What the Normal Distribution Calculator Does
The normal distribution (also called the Gaussian or bell curve) describes how many natural and statistical quantities — heights, test scores, measurement errors — cluster symmetrically around an average. This calculator takes a single point on that curve and tells you three things at once: the probability density at your X value, the cumulative probability up to it, and its z-score. You only need three inputs to get started.
- Mean (μ): the centre of the distribution, where the curve peaks.
- Standard Deviation (σ): how spread out the data is. This must be greater than 0.
- X Value: the specific point on the distribution you want to evaluate.
The Formula Behind It
The probability density function (PDF) is:
f(x) = (1 / (σ√(2π))) · e^(−½((x−μ)/σ)²)
The calculator evaluates this PDF at your X value, computes the cumulative distribution function (CDF) — the area under the curve from −∞ up to X, i.e. the probability of a value being less than or equal to X — and finds the z-score using:
- z = (x − μ) / σ — how many standard deviations X sits from the mean.
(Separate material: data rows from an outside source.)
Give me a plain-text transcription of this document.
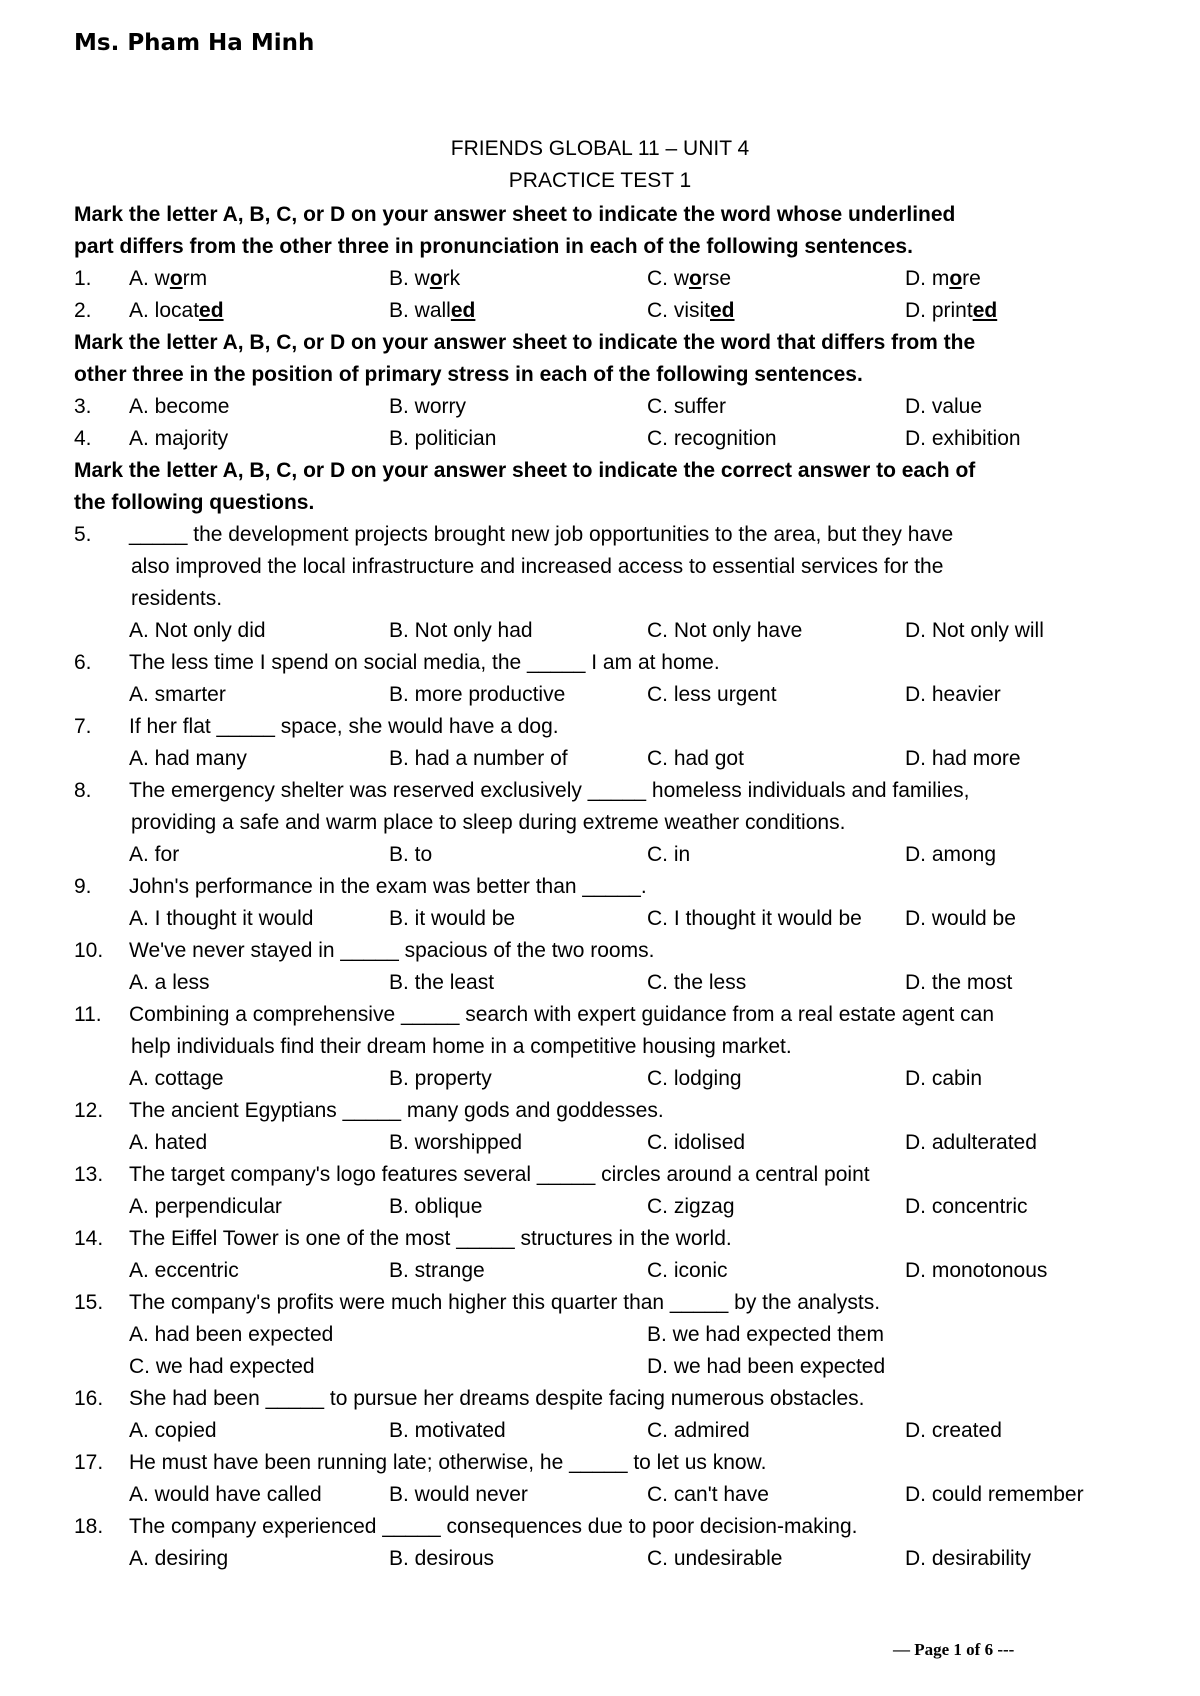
Ms. Pham Ha Minh
FRIENDS GLOBAL 11 – UNIT 4
PRACTICE TEST 1
Mark the letter A, B, C, or D on your answer sheet to indicate the word whose underlined
part differs from the other three in pronunciation in each of the following sentences.
1. A. worm	B. work	C. worse	D. more
2. A. located	B. walled	C. visited	D. printed
Mark the letter A, B, C, or D on your answer sheet to indicate the word that differs from the
other three in the position of primary stress in each of the following sentences.
3. A. become	B. worry	C. suffer	D. value
4. A. majority	B. politician	C. recognition	D. exhibition
Mark the letter A, B, C, or D on your answer sheet to indicate the correct answer to each of
the following questions.
5. _____ the development projects brought new job opportunities to the area, but they have
also improved the local infrastructure and increased access to essential services for the
residents.
A. Not only did	B. Not only had	C. Not only have	D. Not only will
6. The less time I spend on social media, the _____ I am at home.
A. smarter	B. more productive	C. less urgent	D. heavier
7. If her flat _____ space, she would have a dog.
A. had many	B. had a number of	C. had got	D. had more
8. The emergency shelter was reserved exclusively _____ homeless individuals and families,
providing a safe and warm place to sleep during extreme weather conditions.
A. for	B. to	C. in	D. among
9. John's performance in the exam was better than _____.
A. I thought it would	B. it would be	C. I thought it would be D. would be
10. We've never stayed in _____ spacious of the two rooms.
A. a less	B. the least	C. the less	D. the most
11. Combining a comprehensive _____ search with expert guidance from a real estate agent can
help individuals find their dream home in a competitive housing market.
A. cottage	B. property	C. lodging	D. cabin
12. The ancient Egyptians _____ many gods and goddesses.
A. hated	B. worshipped	C. idolised	D. adulterated
13. The target company's logo features several _____ circles around a central point
A. perpendicular	B. oblique	C. zigzag	D. concentric
14. The Eiffel Tower is one of the most _____ structures in the world.
A. eccentric	B. strange	C. iconic	D. monotonous
15. The company's profits were much higher this quarter than _____ by the analysts.
A. had been expected	B. we had expected them
C. we had expected	D. we had been expected
16. She had been _____ to pursue her dreams despite facing numerous obstacles.
A. copied	B. motivated	C. admired	D. created
17. He must have been running late; otherwise, he _____ to let us know.
A. would have called	B. would never	C. can't have	D. could remember
18. The company experienced _____ consequences due to poor decision-making.
A. desiring	B. desirous	C. undesirable	D. desirability
— Page 1 of 6 ---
It also plots the bell curve across μ ± 4σ so you can see exactly where your X value falls.
Worked Example
Suppose exam scores have a Mean (μ) of 70 and a Standard Deviation (σ) of 10, and you want to evaluate an X value of 85.
- Z-score: (85 − 70) / 10 = 1.5
- PDF f(85): ≈ 0.0130 — the height of the curve at 85.
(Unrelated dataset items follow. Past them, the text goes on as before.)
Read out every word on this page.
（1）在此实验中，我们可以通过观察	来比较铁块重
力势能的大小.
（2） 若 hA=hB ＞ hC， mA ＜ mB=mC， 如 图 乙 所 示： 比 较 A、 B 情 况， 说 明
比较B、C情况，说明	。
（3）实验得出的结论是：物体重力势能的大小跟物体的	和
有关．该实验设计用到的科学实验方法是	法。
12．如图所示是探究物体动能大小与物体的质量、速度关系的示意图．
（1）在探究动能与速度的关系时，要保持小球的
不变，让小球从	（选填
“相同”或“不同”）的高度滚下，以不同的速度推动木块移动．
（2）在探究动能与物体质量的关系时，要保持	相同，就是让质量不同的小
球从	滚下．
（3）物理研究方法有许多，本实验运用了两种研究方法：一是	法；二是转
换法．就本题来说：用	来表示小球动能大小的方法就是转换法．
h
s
- CDF: ≈ 0.9332 — meaning about 93.3% of scores fall at or below 85, so roughly 6.7% scored higher.
This instantly tells you that a score of 85 is in the top 7% of the class.
Frequently Asked Questions
What is the difference between PDF and CDF? The PDF gives the relative likelihood (height of the curve) at one exact point, while the CDF gives the accumulated probability of all values up to and including X. For probabilities you usually want the CDF.
Why must the standard deviation be greater than 0? A standard deviation of zero would mean no variation at all, making the formula divide by zero. The distribution only makes sense with a positive spread.
How do I find the probability above my X value? Subtract the CDF from 1. In the example above, P(X > 85) = 1 − 0.9332 = 0.0668, or about 6.7%.